Regarding the antidiscrimination rule, he explains that the government can’t discriminate against particular faiths or religious people as a whole. This rule, he argues, clearly applies to nonbelievers. Therefore, if a government were to discriminate against a nonbeliever, the nonbeliever would be protected under the Constitution. One rationale he argues is that there is a history of governmental discrimination against nonbelievers in American and world history. He offers the example of the many state constitutions that have traditionally prohibited nonbelievers from holding public office, some of which still exist in seven states. However, Tebbe argues that the Constitution invalidates such state laws.
Tebbe believes that the exemption rule within religious freedom law is less clearly applicable to nonbelievers. “Our law protects traditional believers against laws that don’t necessarily discriminate against nonbelievers but have the effect of prohibiting their belief,” he says. The classic example he cites is a drug law that prohibits Native Americans from using the hallucinogen peyote in sacred rituals. While there is no longer a constitutional provision that protects them, there are state laws that allow them to use the substance. Should that kind of extension be applied to nonbelievers? Tebbe argues yes.

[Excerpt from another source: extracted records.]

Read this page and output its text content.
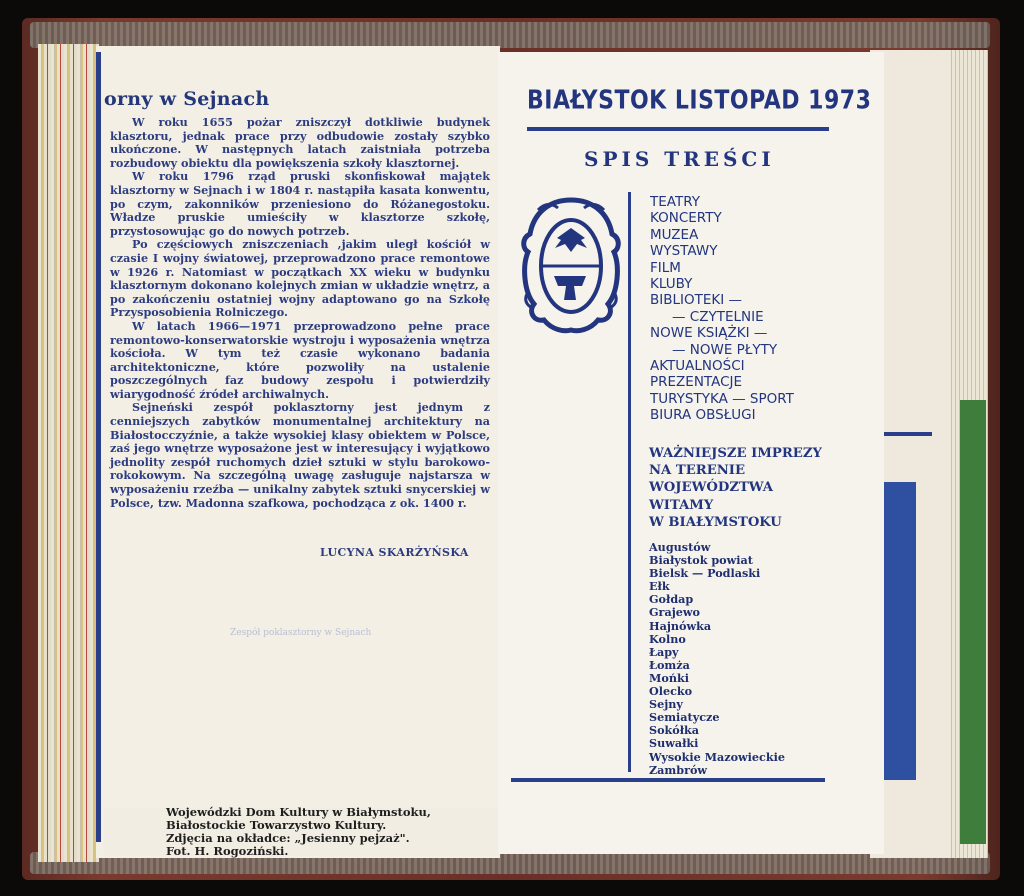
orny w Sejnach

W roku 1655 pożar zniszczył dotkliwie budynek klasztoru, jednak prace przy odbudowie zostały szybko ukończone. W następnych latach zaistniała potrzeba rozbudowy obiektu dla powiększenia szkoły klasztornej.

W roku 1796 rząd pruski skonfiskował majątek klasztorny w Sejnach i w 1804 r. nastąpiła kasata konwentu, po czym, zakonników przeniesiono do Różanegostoku. Władze pruskie umieściły w klasztorze szkołę, przystosowując go do nowych potrzeb.

Po częściowych zniszczeniach ,jakim uległ kościół w czasie I wojny światowej, przeprowadzono prace remontowe w 1926 r. Natomiast w początkach XX wieku w budynku klasztornym dokonano kolejnych zmian w układzie wnętrz, a po zakończeniu ostatniej wojny adaptowano go na Szkołę Przysposobienia Rolniczego.

W latach 1966—1971 przeprowadzono pełne prace remontowo-konserwatorskie wystroju i wyposażenia wnętrza kościoła. W tym też czasie wykonano badania architektoniczne, które pozwoliły na ustalenie poszczególnych faz budowy zespołu i potwierdziły wiarygodność źródeł archiwalnych.

Sejneński zespół poklasztorny jest jednym z cenniejszych zabytków monumentalnej architektury na Białostocczyźnie, a także wysokiej klasy obiektem w Polsce, zaś jego wnętrze wyposażone jest w interesujący i wyjątkowo jednolity zespół ruchomych dzieł sztuki w stylu barokowo-rokokowym. Na szczególną uwagę zasługuje najstarsza w wyposażeniu rzeźba — unikalny zabytek sztuki snycerskiej w Polsce, tzw. Madonna szafkowa, pochodząca z ok. 1400 r.

LUCYNA SKARŻYŃSKA
Zespół poklasztorny w Sejnach
Wojewódzki Dom Kultury w Białymstoku,
Białostockie Towarzystwo Kultury.
Zdjęcia na okładce: „Jesienny pejzaż".
Fot. H. Rogoziński.
BIAŁYSTOK LISTOPAD 1973
SPIS TREŚCI
TEATRY
KONCERTY
MUZEA
WYSTAWY
FILM
KLUBY
BIBLIOTEKI —
— CZYTELNIE
NOWE KSIĄŻKI —
— NOWE PŁYTY
AKTUALNOŚCI
PREZENTACJE
TURYSTYKA — SPORT
BIURA OBSŁUGI
WAŻNIEJSZE IMPREZY
NA TERENIE
WOJEWÓDZTWA
WITAMY
W BIAŁYMSTOKU
Augustów
Białystok powiat
Bielsk — Podlaski
Ełk
Gołdap
Grajewo
Hajnówka
Kolno
Łapy
Łomża
Mońki
Olecko
Sejny
Semiatycze
Sokółka
Suwałki
Wysokie Mazowieckie
Zambrów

There are situations Tebbe describes in the article that have occurred throughout American law where nonbelievers run afoul of general laws. In a prison context for example, he cites cases where nonbelievers wanted to wear symbols of their faith on necklaces. The question arose whether nonbelievers would receive an exemption for wearing them even though it went against general prison dress regulations. Tebbe argues that as a whole, nonbelievers should be protected by law to the extent that religious people are.
The final area of the law he addresses is the ministerial exception, which was recently approved by the Supreme Court in Hosanna-Tabor Evangelical Lutheran Church and School v. Equal Employment Opportunity Commission (EEOC). This doctrine holds that when religious congregations are hiring clergy they have protection against employment discrimination rules; for example, Catholic churches are allowed to only hire men as priests, even though discriminating against women in employment is normally illegal. The question Tebbe asks is, “would it make sense to apply this rule to nonbelieving organizations? Do they have the right to discriminate when hiring their leaders?” He argues, no; in this case organizations of nonbelievers are more like secular voluntary associations than they are like recognizable congregations.
Tebbe concludes that the values that drive different rules within religious freedom law must be assessed to determine if religious freedom rules can be applied to nonbelievers.